Watch Steve Jobs at MIT’s Sloan School of Management

Tweeted by @EggFreckles and via The Loop‘s Dave Mark, here’s a little-seen video of Steve Jobs giving an informal talk to a class at MIT’s Sloan School of Management back in 1992, some four years before Apple would buy Steve’s NeXT which, in effect was really NeXT alum taking over a beleaguered, directionless Apple, thank Jobs!

Steve Jobs, one of the computer industry’s foremost entrepreneurs, gives a wide-ranging talk to a group of MIT Sloan School of Management students in the spring of 1992. Jobs shares his professional vision and personal anecdotes, from his role at the time as president and CEO of NeXT Computer Corporation, to the thrilling challenges of co-creating Apple Computer, and subsequent disappointments at his ousting. In conversational exchanges with audience members Jobs underscores the value of direct experience in the field, and “developing scar tissue.” The unexpected guest lecture within the Sloan Distinguished Speaker Series came about through the efforts of a Sloan MBA ’92 student whose sister [Laurene Powell] had recently married Jobs.

Steve’s talk begins at the 3:00 mark in the video:

Direct link to video here.

MacDailyNews Take: Pure gold!


  1. Starting around 34:00 – Apple has become the “Sony” of computers. Focusing too much on portables and consumer products, ignoring the power users. History repeats itself.

  2. With hindsight, listen to Steve when he talks -26 years ago- about Apple, the consumer electronic products and the desktop power user (starts at 34:00)… Priceless, absolutely priceless … when we keep in mind what is happening today…

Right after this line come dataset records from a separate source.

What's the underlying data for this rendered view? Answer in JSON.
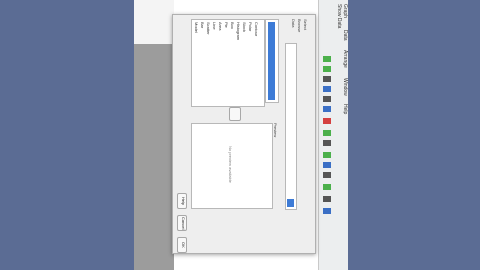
{
  "toolstrip": {
    "labels": [
      "Show Data",
      "Graph",
      "Data",
      "Arrange",
      "Window",
      "Help"
    ]
  },
  "dialog": {
    "header_labels": [
      "Select",
      "Browse",
      "Data"
    ],
    "list_items": [
      "Model",
      "Bar",
      "Scatter",
      "Line",
      "Area",
      "Pie",
      "Box",
      "Histogram",
      "Stock",
      "Polar",
      "Contour",
      "Surface"
    ],
    "panel_label": "Preview",
    "preview_placeholder": "No preview available",
    "buttons": {
      "help": "Help",
      "cancel": "Cancel",
      "ok": "OK"
    }
  }
}
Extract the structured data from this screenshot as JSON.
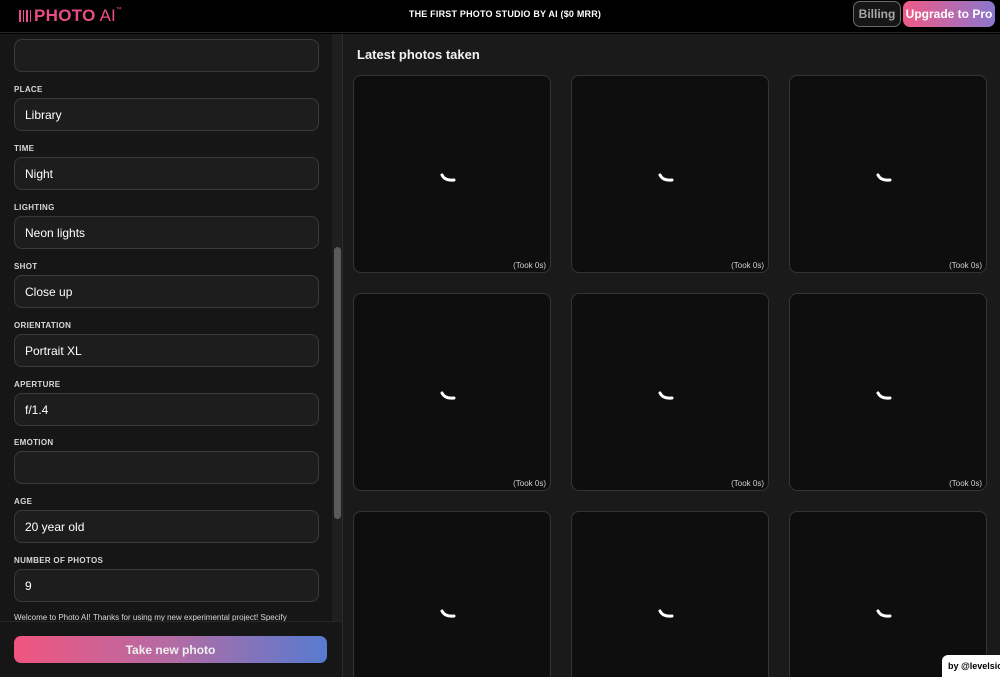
{
  "header": {
    "logo_text": "PHOTO",
    "logo_ai": "AI",
    "logo_tm": "™",
    "tagline": "THE FIRST PHOTO STUDIO BY AI ($0 MRR)",
    "billing_label": "Billing",
    "upgrade_label": "Upgrade to Pro"
  },
  "form": {
    "fields": [
      {
        "label": "PLACE",
        "value": "Library"
      },
      {
        "label": "TIME",
        "value": "Night"
      },
      {
        "label": "LIGHTING",
        "value": "Neon lights"
      },
      {
        "label": "SHOT",
        "value": "Close up"
      },
      {
        "label": "ORIENTATION",
        "value": "Portrait XL"
      },
      {
        "label": "APERTURE",
        "value": "f/1.4"
      },
      {
        "label": "EMOTION",
        "value": ""
      },
      {
        "label": "AGE",
        "value": "20 year old"
      },
      {
        "label": "NUMBER OF PHOTOS",
        "value": "9"
      }
    ],
    "welcome_text": "Welcome to Photo AI! Thanks for using my new experimental project! Specify",
    "take_photo_label": "Take new photo"
  },
  "gallery": {
    "title": "Latest photos taken",
    "tiles": [
      {
        "took": "(Took 0s)"
      },
      {
        "took": "(Took 0s)"
      },
      {
        "took": "(Took 0s)"
      },
      {
        "took": "(Took 0s)"
      },
      {
        "took": "(Took 0s)"
      },
      {
        "took": "(Took 0s)"
      },
      {
        "took": ""
      },
      {
        "took": ""
      },
      {
        "took": ""
      }
    ]
  },
  "footer": {
    "by_label": "by @levelsio"
  },
  "colors": {
    "accent_pink": "#f0557e",
    "accent_blue": "#577bd0"
  }
}
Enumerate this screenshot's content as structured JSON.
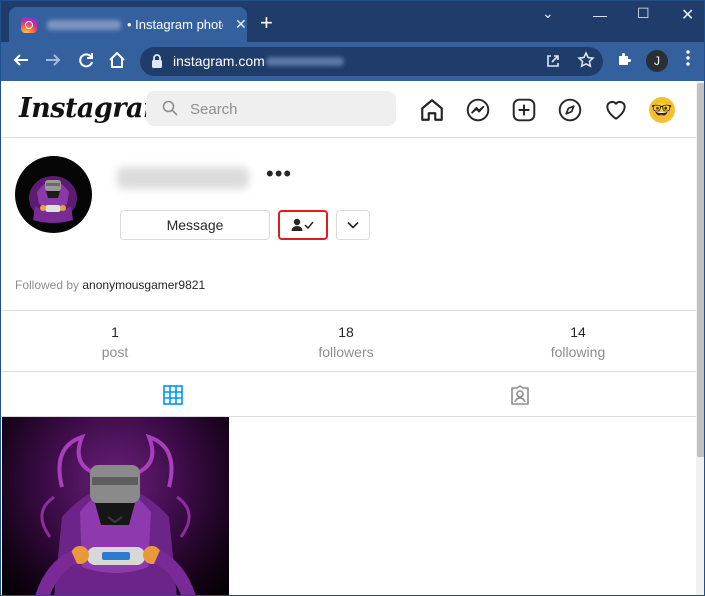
{
  "browser": {
    "tab_title": "• Instagram photos",
    "tab_close": "✕",
    "new_tab": "+",
    "url": "instagram.com",
    "profile_initial": "J",
    "window_controls": {
      "tabs_menu": "⌄",
      "minimize": "—",
      "maximize": "☐",
      "close": "✕"
    }
  },
  "header": {
    "logo": "Instagram",
    "search_placeholder": "Search",
    "avatar_emoji": "🤓"
  },
  "profile": {
    "more_label": "•••",
    "message_button": "Message",
    "following_icon": "👤✓",
    "suggestions_icon": "⌄",
    "followed_by_prefix": "Followed by",
    "followed_by_user": "anonymousgamer9821"
  },
  "stats": [
    {
      "num": "1",
      "label": "post"
    },
    {
      "num": "18",
      "label": "followers"
    },
    {
      "num": "14",
      "label": "following"
    }
  ],
  "colors": {
    "chrome_dark": "#1f3c6a",
    "chrome_toolbar": "#35609e",
    "following_highlight": "#e21c1c",
    "grid_active": "#0095f6"
  }
}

      1. euhh… Do you mean “I did forget” ?
        1- If yes, You didn’t understand what I meant by priceless.
        2- I was reading history without value judgment related to persons but about situations and how they change.
        3- As to Steve, indeed he pushed the PostPc era, but I don’t think he would have allowed the Mac Pro to be neglected the way it is today.

        PS: English is not my mother-tang.

        1. the “less is more” mantra. Great listener and often summarizes attendee’s question more concisely than when asked.
          His replies seem so effortless, implying great understanding and much pondering on the topic.

  3. Steve Jobs had such a command on everything he touched. He could walk into any industry and master the dialogue in no time… if he had time, I’m sure. And who knew that NeXT was 5 years ahead of Dell with JIT manufacturing?